To use another political metaphor (since Mathman provided the opening), such an approach is akin to the Republicans having a monumental brainfart during the recent election in regard of the conclusions to be drawn from the sequence of polling data. A whole bunch of people, both expert and non-expert, collectively engaged in an exercise in wishful thinking and denial (naivete), yoked to a program of sometimes subtle and often deliberate mischaracterization of the facts (intellectual dishonesty and bad faith), resulting in many Republican predictions of a massive Romney victory (400 electoral votes, according to certain well-known pundits) right up to the day of the election. Apparently even the Romney campaign itself drank the Kool-Aid. Those who followed a rigorous and reasoned approach designed to systematically minimize data bias (e.g. Nate Silver of Fivethirtyeight, Dr. Sam Wang of Princetion Election Consortium, Dr. Drew Linzer of Votamatic) knew that this was simply impossible.

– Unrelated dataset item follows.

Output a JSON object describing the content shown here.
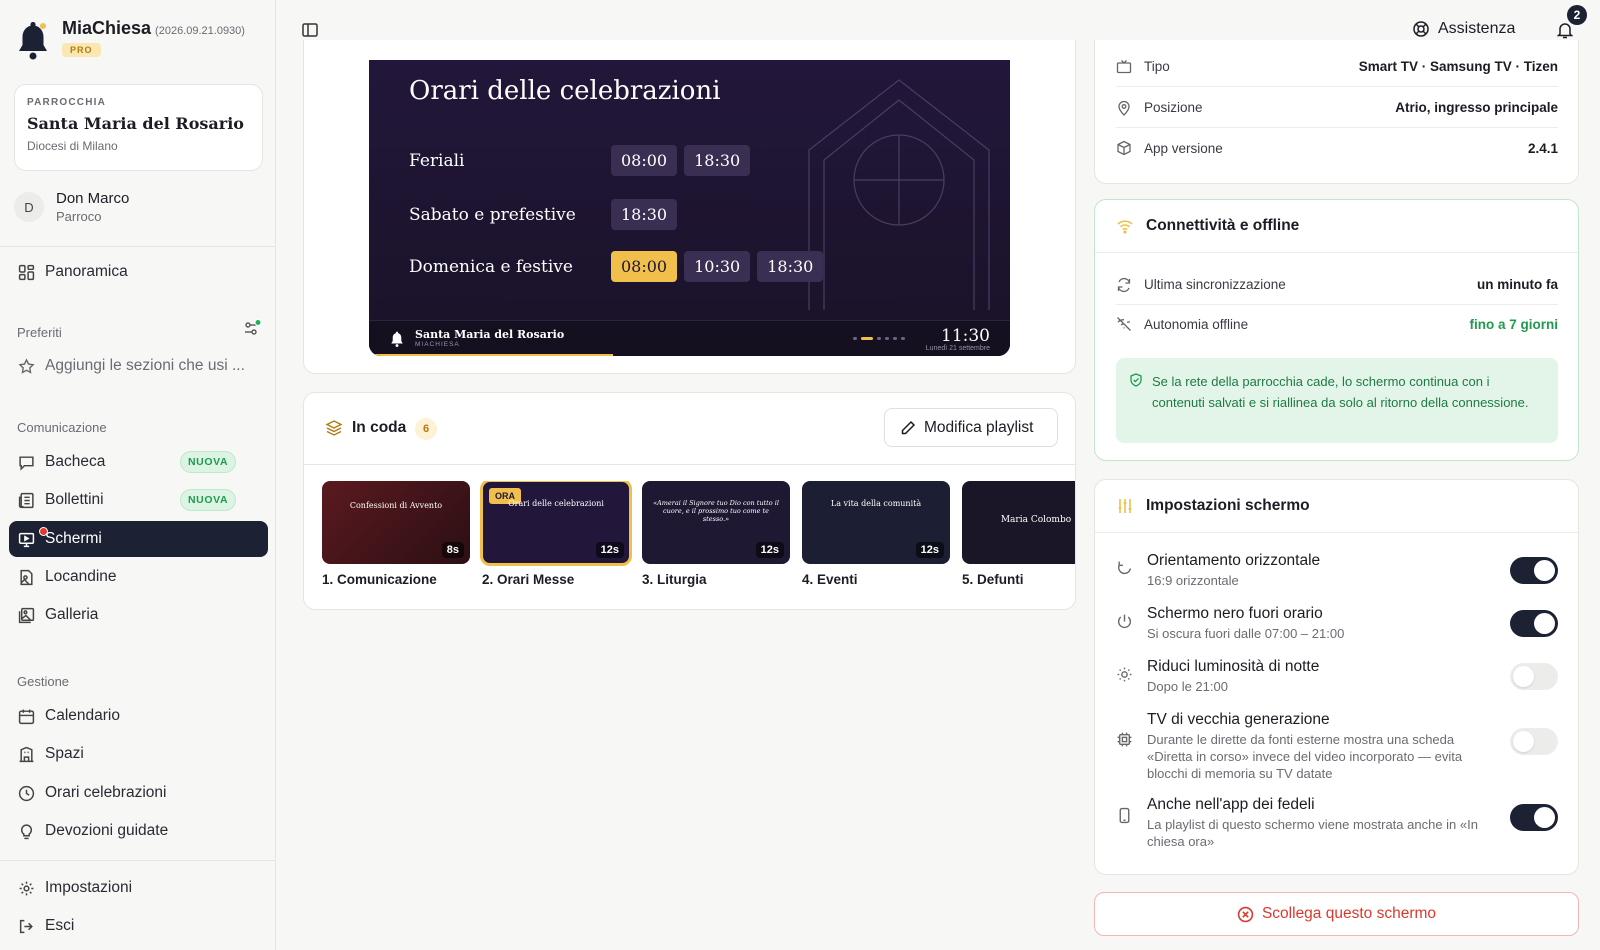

To connect this back to the thread topic: in my view, Kaetlyn Osmond is a tremendous talent, and a budding personality. Again IMO, she may have the potential to do great things in the future, and conceivably could even medal at this year's Worlds in certain (possible though not probable) scenarios.
BUT: let's not drink the Potential-Flavored Kool-Aid quite yet (aren't people tired of that particular flavor? It's been around almost unchanged for decades). To say that almost any aspect of her PCS points potential is far superior to Yuna's at this point is, in my very strong opinion, not supported by fact or analysis of fact.

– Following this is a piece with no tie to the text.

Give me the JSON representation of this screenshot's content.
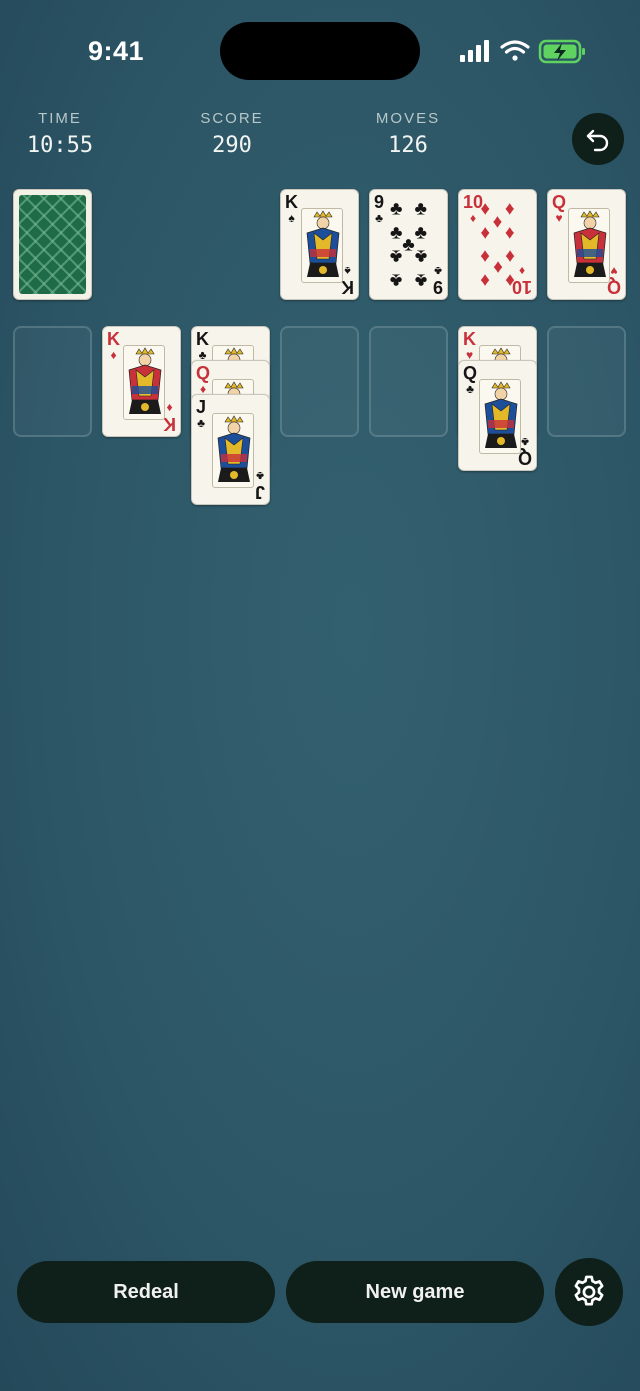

Could Kaetlyn conceivably break Yuna's ceiling in one or all component(s) of PCS as she develops in the future? Many things are conceivable, and I have nothing against personal speculation, so long as it's appropriately couched as such. However, to say that this is already the case as of this season is, I believe, exceedingly improbable.
Anytime we get a new talent of Kaetlyn's caliber, she should be cherished and brought along carefully, even by fans. Let's not turn her into a Mitt Romney.